Buľi raz dvojo kmotrove, co furt vjedno chodziľi na jurmaki. Raz tiž tak išľi z jurmaku a našľi gvera. Ta znace, že ešči ftedi ľudze tak ňechirovali o gveroch, ňebulo teľo vojakoch. Išľi tak popod ľešik a naraz jeden zbačil gver a takoj ku ňemu ucekal… Ten druhi še tiž mocno zradoval, ta vžaľi totu fujaru a hutorili sebe: "Kmotre, ja budzem do ňej duc a ti budzeš prebirac". Ta začaľi vera ľudze tote dvomi hrac. Jeden kmoter pocahnul za kohucik, kuľka utrafila do druheho kmotra, co prebiral a ten še takoj prevracil umarti na žem.

- Standard Slovak

Boli raz dvaja kmotrovia, ktorí stále spolu chodili na jarmoky.
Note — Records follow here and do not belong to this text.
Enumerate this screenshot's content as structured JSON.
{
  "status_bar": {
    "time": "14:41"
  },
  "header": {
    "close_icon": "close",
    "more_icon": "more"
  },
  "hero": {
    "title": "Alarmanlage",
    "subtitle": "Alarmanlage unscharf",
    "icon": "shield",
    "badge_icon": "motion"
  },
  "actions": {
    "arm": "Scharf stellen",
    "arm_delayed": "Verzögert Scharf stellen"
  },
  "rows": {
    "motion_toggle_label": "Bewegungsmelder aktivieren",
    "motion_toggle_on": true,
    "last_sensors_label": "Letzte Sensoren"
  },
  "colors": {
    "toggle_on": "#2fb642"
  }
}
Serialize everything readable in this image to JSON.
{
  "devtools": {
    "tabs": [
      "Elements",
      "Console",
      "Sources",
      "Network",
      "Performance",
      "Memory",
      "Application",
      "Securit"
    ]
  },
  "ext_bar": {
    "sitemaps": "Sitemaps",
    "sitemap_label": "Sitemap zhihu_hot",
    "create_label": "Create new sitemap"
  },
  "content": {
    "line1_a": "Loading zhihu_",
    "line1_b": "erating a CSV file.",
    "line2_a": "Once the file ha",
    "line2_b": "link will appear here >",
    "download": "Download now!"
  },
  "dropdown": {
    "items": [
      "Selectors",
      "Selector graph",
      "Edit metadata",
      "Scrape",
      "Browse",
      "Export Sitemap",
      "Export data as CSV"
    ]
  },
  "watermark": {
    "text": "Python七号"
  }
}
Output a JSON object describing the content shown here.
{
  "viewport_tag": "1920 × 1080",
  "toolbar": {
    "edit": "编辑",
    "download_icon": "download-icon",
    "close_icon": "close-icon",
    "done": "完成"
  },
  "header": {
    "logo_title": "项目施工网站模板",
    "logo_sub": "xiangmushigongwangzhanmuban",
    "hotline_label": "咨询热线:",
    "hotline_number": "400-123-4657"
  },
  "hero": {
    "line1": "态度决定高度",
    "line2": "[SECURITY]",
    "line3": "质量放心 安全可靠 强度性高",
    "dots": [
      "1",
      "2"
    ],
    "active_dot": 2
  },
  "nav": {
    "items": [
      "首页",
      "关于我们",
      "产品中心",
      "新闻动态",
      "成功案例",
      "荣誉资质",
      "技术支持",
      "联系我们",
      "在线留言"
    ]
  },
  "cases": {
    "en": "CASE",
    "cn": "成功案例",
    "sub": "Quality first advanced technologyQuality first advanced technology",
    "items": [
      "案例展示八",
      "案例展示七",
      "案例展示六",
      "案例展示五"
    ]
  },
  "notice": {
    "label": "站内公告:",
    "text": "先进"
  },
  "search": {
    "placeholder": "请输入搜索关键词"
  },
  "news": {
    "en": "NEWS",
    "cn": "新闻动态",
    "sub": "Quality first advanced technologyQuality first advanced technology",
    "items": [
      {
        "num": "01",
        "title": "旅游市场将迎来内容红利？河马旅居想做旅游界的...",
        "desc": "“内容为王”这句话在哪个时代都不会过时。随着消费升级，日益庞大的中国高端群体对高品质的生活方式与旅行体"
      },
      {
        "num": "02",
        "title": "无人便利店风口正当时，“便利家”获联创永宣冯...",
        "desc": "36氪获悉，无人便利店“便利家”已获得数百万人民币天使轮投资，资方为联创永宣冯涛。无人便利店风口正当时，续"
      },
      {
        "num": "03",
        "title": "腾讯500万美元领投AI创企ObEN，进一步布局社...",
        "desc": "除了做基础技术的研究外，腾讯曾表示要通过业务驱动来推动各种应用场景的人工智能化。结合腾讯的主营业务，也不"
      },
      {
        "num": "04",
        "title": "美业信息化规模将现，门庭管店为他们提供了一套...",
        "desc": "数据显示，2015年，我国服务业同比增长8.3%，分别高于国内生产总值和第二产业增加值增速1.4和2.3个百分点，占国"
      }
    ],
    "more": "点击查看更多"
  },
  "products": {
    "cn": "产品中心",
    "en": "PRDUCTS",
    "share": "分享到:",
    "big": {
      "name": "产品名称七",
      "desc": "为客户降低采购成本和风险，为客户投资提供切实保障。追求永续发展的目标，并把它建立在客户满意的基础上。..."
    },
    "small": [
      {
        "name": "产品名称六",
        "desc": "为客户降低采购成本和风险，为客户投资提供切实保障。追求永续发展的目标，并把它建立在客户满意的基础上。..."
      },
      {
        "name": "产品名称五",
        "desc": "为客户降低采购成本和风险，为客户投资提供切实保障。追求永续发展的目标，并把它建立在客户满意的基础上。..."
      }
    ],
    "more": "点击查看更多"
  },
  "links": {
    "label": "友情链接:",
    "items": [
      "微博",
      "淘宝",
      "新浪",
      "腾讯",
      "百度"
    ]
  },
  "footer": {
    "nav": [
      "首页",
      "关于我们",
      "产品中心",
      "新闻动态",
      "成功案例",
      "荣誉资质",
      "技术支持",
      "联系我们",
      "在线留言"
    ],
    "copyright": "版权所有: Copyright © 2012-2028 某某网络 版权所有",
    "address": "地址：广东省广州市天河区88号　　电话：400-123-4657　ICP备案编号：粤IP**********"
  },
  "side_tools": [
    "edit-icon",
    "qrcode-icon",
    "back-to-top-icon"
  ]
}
Raz tiež tak vyšli z jarmoku a našli pušku. To viete, že vtedy ešte ľudia tak nechyrovali o puškách, nebolo toľko vojakov. Išli tak popod lesík a jeden zazrel pušku a hneď k nej utekal. Ten druhý sa tiež silno zaradoval, tak vzali fujaru a hovorili si: „Kmotor, ja budem do nej fúkať a ty budeš preberať„. Tak začali veru tí dvaja hrať. Jeden kmotor potiahol za kohútik, guľka trafila druhého kmotra, ktorý preberal, a ten sa hneď prevrátil mŕtvy na zem.